Venus Aerospace, a Houston company developing rotating-detonation rocket engines for use on hypersonic vehicles and orbital launch vehicles, received $3.9 million to build a test stand.

“We'll be able to do six-minute runs in the middle of the city,” said Sassie Duggleby, CEO and co-founder of Venus Aerospace, during a panel at the AIAA ASCENDxTexas conference in Houston last month. “That asset has then allowed us to go raise another round of venture capital funding.” (Duggleby is on the board of directors of the commission but noted she was recused from consideration of her company’s grant application.)

Firefly Aerospace, in the Austin suburb of Cedar Park, received $8.2 million to help build a spacecraft development center. It came as the company was ramping up production of lunar landers.

“We start seeing that our infrastructure is starting to get strained with trying to get to rate on our missions,” said Shea Ferring, Firefly’s chief technology officer. “We already had the contracts, we already had the momentum to move forward. This is just a bonus that helps us perform on contracts we already have.”

Other companies have used the grants to develop new products. Intuitive Machines received $10 million to work on a reentry capsule designed to return experiments and products from orbit.

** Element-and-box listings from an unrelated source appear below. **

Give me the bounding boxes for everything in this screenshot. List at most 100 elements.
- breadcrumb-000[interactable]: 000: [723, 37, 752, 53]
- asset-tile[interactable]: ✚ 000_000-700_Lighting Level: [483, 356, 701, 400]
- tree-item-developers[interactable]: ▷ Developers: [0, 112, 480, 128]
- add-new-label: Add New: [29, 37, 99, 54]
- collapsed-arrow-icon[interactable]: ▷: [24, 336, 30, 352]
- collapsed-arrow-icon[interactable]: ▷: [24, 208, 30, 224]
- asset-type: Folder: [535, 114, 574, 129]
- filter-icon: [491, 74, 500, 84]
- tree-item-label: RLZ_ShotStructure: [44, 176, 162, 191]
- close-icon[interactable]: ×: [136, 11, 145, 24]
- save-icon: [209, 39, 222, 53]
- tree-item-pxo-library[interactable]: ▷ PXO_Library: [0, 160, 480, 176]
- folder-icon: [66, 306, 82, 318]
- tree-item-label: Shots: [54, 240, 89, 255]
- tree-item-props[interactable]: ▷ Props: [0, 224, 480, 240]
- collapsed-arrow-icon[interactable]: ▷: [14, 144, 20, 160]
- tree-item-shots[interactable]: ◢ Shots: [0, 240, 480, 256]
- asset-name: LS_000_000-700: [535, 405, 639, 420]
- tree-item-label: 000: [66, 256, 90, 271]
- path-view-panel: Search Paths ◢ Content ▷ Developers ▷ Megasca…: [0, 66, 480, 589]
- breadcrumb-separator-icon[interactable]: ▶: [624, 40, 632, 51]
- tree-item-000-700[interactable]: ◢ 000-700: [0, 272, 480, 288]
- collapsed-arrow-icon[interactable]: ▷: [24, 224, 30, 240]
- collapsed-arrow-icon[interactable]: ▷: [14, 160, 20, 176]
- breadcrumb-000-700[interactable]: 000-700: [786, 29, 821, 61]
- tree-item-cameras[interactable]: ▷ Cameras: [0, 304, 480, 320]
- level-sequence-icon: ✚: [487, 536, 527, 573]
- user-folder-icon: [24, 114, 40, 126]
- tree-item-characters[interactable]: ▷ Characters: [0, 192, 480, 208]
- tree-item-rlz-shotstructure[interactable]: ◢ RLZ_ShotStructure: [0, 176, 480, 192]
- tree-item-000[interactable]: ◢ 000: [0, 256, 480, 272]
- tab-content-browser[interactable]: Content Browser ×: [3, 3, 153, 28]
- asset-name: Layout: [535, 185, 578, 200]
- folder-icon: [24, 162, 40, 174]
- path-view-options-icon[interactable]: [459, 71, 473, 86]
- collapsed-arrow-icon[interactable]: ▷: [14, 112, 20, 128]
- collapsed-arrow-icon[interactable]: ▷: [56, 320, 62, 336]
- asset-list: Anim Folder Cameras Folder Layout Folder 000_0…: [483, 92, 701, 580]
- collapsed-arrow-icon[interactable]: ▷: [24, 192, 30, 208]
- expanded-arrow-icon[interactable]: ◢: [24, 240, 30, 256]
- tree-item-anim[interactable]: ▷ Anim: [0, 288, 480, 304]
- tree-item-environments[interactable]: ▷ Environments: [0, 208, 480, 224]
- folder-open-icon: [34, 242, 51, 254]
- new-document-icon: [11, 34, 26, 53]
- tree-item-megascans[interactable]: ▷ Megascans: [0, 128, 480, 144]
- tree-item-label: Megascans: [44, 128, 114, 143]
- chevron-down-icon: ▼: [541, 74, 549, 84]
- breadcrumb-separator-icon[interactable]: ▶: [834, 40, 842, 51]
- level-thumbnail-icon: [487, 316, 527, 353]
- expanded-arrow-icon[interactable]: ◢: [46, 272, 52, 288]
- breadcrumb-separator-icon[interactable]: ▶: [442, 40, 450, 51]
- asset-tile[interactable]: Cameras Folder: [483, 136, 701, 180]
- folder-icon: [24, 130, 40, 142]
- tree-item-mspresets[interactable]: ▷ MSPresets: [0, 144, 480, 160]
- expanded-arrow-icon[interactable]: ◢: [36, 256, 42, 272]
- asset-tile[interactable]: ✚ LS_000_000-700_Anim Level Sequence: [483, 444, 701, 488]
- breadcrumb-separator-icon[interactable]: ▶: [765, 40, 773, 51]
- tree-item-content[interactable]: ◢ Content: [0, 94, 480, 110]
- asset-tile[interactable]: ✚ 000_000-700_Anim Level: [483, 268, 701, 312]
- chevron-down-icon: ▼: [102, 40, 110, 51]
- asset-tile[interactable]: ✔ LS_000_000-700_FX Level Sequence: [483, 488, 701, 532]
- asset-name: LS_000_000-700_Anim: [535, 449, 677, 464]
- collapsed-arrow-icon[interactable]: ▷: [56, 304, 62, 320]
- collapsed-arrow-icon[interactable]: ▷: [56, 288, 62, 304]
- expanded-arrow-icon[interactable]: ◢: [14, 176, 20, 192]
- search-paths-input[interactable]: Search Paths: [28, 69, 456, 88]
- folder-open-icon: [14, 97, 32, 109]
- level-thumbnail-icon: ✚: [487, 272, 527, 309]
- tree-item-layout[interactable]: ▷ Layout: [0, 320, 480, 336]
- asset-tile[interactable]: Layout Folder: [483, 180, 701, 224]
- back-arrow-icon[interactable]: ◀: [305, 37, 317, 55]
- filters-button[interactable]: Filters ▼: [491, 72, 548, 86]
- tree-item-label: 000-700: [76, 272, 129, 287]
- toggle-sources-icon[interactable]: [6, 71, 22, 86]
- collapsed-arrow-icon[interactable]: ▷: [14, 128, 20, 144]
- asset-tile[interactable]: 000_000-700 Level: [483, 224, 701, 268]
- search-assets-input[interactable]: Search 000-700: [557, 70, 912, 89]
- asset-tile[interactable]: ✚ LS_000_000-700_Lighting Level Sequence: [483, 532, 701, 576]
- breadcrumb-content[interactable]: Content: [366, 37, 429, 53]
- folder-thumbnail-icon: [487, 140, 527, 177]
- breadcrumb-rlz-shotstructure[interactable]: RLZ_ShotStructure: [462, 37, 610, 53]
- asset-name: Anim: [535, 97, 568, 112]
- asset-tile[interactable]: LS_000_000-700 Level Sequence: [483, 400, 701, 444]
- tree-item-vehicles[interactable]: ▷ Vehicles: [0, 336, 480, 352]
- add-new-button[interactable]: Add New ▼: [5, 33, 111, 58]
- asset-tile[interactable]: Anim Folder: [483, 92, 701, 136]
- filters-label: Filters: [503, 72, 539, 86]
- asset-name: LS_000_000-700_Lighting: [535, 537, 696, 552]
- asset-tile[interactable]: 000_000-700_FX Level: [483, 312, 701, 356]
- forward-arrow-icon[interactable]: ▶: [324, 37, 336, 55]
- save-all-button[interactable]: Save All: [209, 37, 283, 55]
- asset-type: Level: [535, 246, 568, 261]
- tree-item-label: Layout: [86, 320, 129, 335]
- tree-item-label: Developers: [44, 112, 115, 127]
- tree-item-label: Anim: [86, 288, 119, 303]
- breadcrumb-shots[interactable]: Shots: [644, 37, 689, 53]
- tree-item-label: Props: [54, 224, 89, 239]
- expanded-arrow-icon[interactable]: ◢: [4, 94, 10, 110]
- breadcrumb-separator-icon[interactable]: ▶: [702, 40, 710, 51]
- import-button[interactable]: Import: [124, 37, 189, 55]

The grant will mature the design of that reentry vehicle through a critical design review, said Tim Crain, chief technology officer of Intuitive Machines. “That investment has allowed us to go and have some very interesting conversations with a customer base that, otherwise, would have considered us just PowerPoint.”

He added it took a little time to figure out how to best work with the state. “It's not overly onerous, which is different than what most of us in the space business who work with the federal government are used to. It just took an iteration of my business processes to align this way.”